PatternBuilder::<String, MemValue>::new("hospitality_violation")
.stage("e1", |s| {
s.edge("e1", "eventType".into(), MemValue::Str("enter".into()))
.edge_bind("e1", "actor".into(), "guest")
})
.stage("e3", |s| {
s.edge("e3", "eventType".into(), MemValue::Str("harm".into()))
.edge_bind("e3", "target".into(), "guest")
})
.unless_between("e1", "e3", |neg| {
neg.edge(
"eMid",
"eventType".into(),
MemValue::Str("leaveTown".into()),
)
.edge_bind("eMid", "actor".into(), "guest")
})
.build();

Negation windows are scoped to a temporal range (between two bound events, after a single event, or globally across the entire pattern). All clauses in a negation block must match the same entity for the negation to fire.

Beyond matching: scoring and lifecycle

Fabula's core engine finds pattern matches. Two optional layers add higher-level capabilities:

Surprise scoring (fabula::scoring). Rank matches by how unexpected they are. SurpriseScorer uses Shannon surprise relative to baseline frequencies. StuScorer uses the StU heuristic to score matches by the rarity of their individual properties (traits, factions, relationship types). Both operate as post-processing -- no engine modification required.

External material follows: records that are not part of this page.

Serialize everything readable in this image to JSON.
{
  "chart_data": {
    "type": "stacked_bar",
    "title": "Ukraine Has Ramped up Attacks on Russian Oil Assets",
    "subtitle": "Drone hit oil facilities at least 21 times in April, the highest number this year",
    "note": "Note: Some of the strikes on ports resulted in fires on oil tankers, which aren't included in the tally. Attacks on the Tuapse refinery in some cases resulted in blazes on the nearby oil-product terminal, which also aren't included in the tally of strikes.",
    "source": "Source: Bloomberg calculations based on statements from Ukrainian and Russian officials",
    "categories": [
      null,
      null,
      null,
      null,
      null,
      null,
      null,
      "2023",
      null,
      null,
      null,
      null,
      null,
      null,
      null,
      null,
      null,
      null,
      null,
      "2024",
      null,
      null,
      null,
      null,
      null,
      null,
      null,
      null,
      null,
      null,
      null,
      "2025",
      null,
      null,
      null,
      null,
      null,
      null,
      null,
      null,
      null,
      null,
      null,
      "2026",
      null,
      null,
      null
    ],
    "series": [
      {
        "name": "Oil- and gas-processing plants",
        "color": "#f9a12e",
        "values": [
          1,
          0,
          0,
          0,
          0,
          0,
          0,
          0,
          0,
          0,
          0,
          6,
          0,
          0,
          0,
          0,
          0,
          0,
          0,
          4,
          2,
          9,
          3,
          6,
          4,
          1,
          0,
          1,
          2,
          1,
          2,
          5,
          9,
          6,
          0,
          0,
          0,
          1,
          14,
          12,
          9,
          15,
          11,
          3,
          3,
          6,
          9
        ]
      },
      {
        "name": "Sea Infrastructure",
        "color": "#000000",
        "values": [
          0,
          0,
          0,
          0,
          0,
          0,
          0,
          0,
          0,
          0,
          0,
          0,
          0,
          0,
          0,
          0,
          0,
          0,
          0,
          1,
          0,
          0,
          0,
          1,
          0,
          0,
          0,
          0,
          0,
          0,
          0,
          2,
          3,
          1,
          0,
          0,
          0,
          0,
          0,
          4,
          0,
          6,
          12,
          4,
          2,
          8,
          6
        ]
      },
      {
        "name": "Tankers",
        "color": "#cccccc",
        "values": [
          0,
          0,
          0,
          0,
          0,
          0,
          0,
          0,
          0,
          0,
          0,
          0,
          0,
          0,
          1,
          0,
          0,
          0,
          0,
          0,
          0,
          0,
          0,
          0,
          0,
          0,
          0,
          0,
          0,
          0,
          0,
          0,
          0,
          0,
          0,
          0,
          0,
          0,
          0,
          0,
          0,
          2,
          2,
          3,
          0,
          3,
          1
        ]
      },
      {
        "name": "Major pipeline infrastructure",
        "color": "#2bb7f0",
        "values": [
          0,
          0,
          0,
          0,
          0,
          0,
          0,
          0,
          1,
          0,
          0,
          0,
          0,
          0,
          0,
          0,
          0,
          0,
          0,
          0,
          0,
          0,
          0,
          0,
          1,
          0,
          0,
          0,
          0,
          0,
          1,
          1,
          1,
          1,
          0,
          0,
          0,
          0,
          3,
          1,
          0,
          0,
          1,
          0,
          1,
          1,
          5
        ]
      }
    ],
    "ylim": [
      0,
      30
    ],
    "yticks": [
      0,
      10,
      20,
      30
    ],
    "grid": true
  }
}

Narrative scoring (fabula-narratives crate). Scoring signals for MCTS-based narrative management (MCTS -- Monte Carlo Tree Search, a sampling-based planning algorithm that evaluates possible futures by random simulation): thread lifecycle tracking (MICE-style open/close with FILO nesting validation), tension trajectory sampling (rising/falling/plateau), event distribution shift detection (JSD pivot measure), and a composite quality function with configurable weights.

Pattern metadata and deadlines. Patterns can carry arbitrary key-value metadata (propagated to matches and events) and an optional tick deadline. Partial matches that exceed their deadline are killed with SiftEvent::Expired, providing automatic garbage collection of stale match threads.

All of these are optional. The core engine works fine without them.